Seth Adler: Totally.
Ganesh Kashyap: And I think that I've been amazed by the power of that, as a vehicle for getting people to move in a single direction, in a very large company.
Seth Adler: If I'm working within your organization, and you're telling me we can assist in the relationship between a brother and sister, through our product, that's the heart, right there.
Ganesh Kashyap: True, true. I mean we've always done that. We've always had offers for those kind of relationships, but in the online environment, we're able to bring that to life in a very different way.
Seth Adler: Yeah.
Ganesh Kashyap: And I think that's what has really resonated with the people in our organization.

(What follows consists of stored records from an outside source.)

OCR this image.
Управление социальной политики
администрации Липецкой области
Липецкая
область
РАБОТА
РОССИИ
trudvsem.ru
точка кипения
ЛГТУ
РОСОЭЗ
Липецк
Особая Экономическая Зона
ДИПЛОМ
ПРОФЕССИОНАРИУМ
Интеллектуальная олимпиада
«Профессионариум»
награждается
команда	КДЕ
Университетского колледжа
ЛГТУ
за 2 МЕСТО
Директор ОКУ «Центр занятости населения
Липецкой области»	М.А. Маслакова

Seth Adler: So that's a good one for work. What's most surprised you in life?
Ganesh Kashyap: Wow. That's a broader question.
Seth Adler: Indeed.
Ganesh Kashyap: What continues to surprise me in life is how exciting it is to keep reinventing oneself. I mean I have just ... I feel like I have just done so many different things from starting as an engineer, in the shop floor of a car manufacturing plant, through to implementing process improvements in the supply chain during my years of consulting through to then being a partner and a business owner in a startup which grew into quite a large, midsize organization. Through to then reinventing myself by joining Mondelez, and really immersing myself in the world of fast-moving consumer goods and retail. I just keep surprising myself on how exciting it is to keep reinventing.
Seth Adler: Yeah. You would expect, well I've been doing this for so long, how does it continue to be new?
Ganesh Kashyap: How does it continue to be new, so really, that's really exciting stuff. And you learn something every day. You learn something every day.
Seth Adler: Yeah, absolutely. As long as you're trying to learn something every day.
Ganesh Kashyap: As long as you're trying to learn something. But it keeps you alive.
Seth Adler: Certainly. On the soundtrack of your life, one track, one song that's gotta be on there.
Ganesh Kashyap: One track, one song. Wow. I don't know.
Seth Adler: Well let me help. You were in university at Melbourne, right? You're getting ready to go out with the boys. What kind of music do we put on in that moment?
Ganesh Kashyap: What kind of music did we put on at that moment? During my early years, I loved some of the big bands that came out of Australia. INXS and so forth were terrific. When we were going out, we loved, we'd play dance music, or heavy metal, or whatever. I mean those were the kinds of things we ... to get us all fired up. So I can't think of a particular song.
Seth Adler: No, that's fine. But what INXS song would we mention? 'Cause INXS has not been mentioned yet.
Ganesh Kashyap: Well, You're One of My Kind. That's a fantastic. There you go, that's probably ... I love that track. I mean that's, they're ...
Seth Adler: We've done it! Ganesh, thank you so much, really appreciate your time.
Ganesh Kashyap: Thank you! Cheers. Thank you very much. Appreciate it.
Seth Adler: And there you have Ganesh Kashyap. Through a combination of data, media placement, and content, we're able to create a whole ecosystem that allows us to grow our brands in a way unlike ever before.